2. Die Klägerin trägt die Kosten des Verfahrens.
Tatbestand
I.
Der Beklagte (das Finanzamt) verteilte den gegen die Beigeladene zu 1, eine Bank, für das Streitjahr (2000) festgesetzten Gewerbesteuermessbetrag mit Bescheid vom 22. Mai 2002 auf die Klägerin, eine Gemeinde, und die Beigeladenen zu 2 bis 7. Der Einspruch, mit dem die Klägerin einen höheren Zerlegungsanteil forderte, blieb erfolglos.
Mit der Klage beantragte die Klägerin zunächst, den Zerlegungsbescheid vom 22. Mai 2002 aufzuheben.
Während des gerichtlichen Verfahrens teilte die Beigeladene zu 1 dem Finanzamt mit, dass im Jahr 2000 zwischen ihr und der xxxxx GmbH, die ein Lagerhaus im Gebiet der Klägerin betreibt, sowie mit einer weiteren GmbH eine Organschaft bestanden habe, und gab eine demgemäß berichtigte Erklärung für die Zerlegung des Gewerbesteuermessbetrags ab, in der die Arbeitslöhne dieser Gesellschaften berücksichtigt sind. Das Finanzamt erließ demgemäß am 22. Oktober 2003 einen geänderten Zerlegungsbescheid, mit dem der Gewerbesteuermessbetrag von 86.408,33 EUR (169.000 DM) auf die Klägerin mit einem Anteil von 7.630,86 EUR (14.924,67 DM) und die Beigeladenen zu 2 bis 7 verteilt wurde.

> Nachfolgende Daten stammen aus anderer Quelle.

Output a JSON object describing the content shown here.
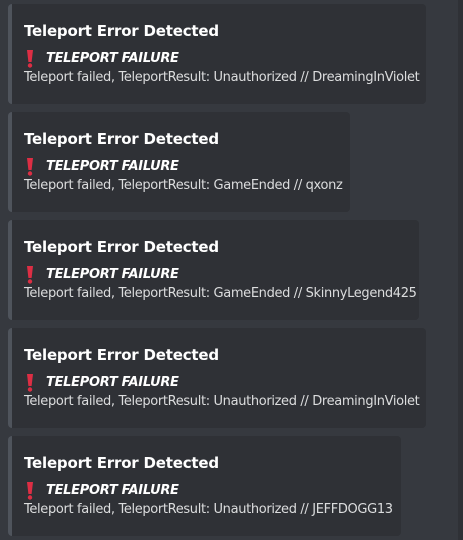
{
  "embeds": [
    {
      "title": "Teleport Error Detected",
      "icon": "exclamation-icon",
      "field_name": "TELEPORT FAILURE",
      "description": "Teleport failed, TeleportResult: Unauthorized // DreamingInViolet"
    },
    {
      "title": "Teleport Error Detected",
      "icon": "exclamation-icon",
      "field_name": "TELEPORT FAILURE",
      "description": "Teleport failed, TeleportResult: GameEnded // qxonz"
    },
    {
      "title": "Teleport Error Detected",
      "icon": "exclamation-icon",
      "field_name": "TELEPORT FAILURE",
      "description": "Teleport failed, TeleportResult: GameEnded // SkinnyLegend425"
    },
    {
      "title": "Teleport Error Detected",
      "icon": "exclamation-icon",
      "field_name": "TELEPORT FAILURE",
      "description": "Teleport failed, TeleportResult: Unauthorized // DreamingInViolet"
    },
    {
      "title": "Teleport Error Detected",
      "icon": "exclamation-icon",
      "field_name": "TELEPORT FAILURE",
      "description": "Teleport failed, TeleportResult: Unauthorized // JEFFDOGG13"
    }
  ],
  "colors": {
    "background": "#36393f",
    "embed_background": "#2f3136",
    "embed_border": "#4f545c",
    "exclamation": "#dd2e44"
  }
}
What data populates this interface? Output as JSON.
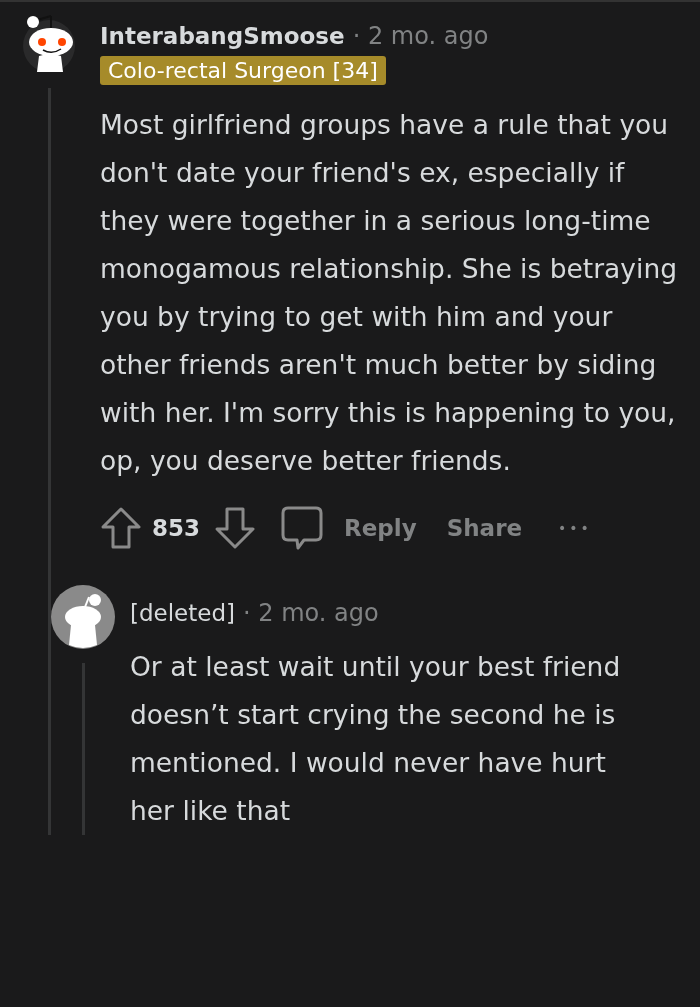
{
  "comment": {
    "author": "InterabangSmoose",
    "time": "· 2 mo. ago",
    "flair": "Colo-rectal Surgeon [34]",
    "body": "Most girlfriend groups have a rule that you don't date your friend's ex, especially if they were together in a serious long-time monogamous relationship. She is betraying you by trying to get with him and your other friends aren't much better by siding with her. I'm sorry this is happening to you, op, you deserve better friends.",
    "score": "853",
    "actions": [
      "Reply",
      "Share"
    ],
    "more": "•••"
  },
  "reply": {
    "author": "[deleted]",
    "time": "· 2 mo. ago",
    "body": "Or at least wait until your best friend doesn’t start crying the second he is mentioned. I would never have hurt her like that"
  }
}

Die Klägerin schränkte daraufhin mit Schriftsätzen vom 7. November 2003 und 12. Januar 2004 ihren Klageantrag ein und begehrt nunmehr, die Zerlegung nach Maßgabe des § 33 Abs. 1 Gewerbesteuergesetz (GewStG) entsprechend dem Geschäftsvolumen der einzelnen Geschäftsstellen vorzunehmen. Das Geschäftsvolumen bemisst sich nach ihrer Ansicht nach den Gesamteinlagen und dem Kreditvolumen. Danach stehe ihr ein Anteil von 10,91 v.H. des Gewerbesteuermessbetrags zu.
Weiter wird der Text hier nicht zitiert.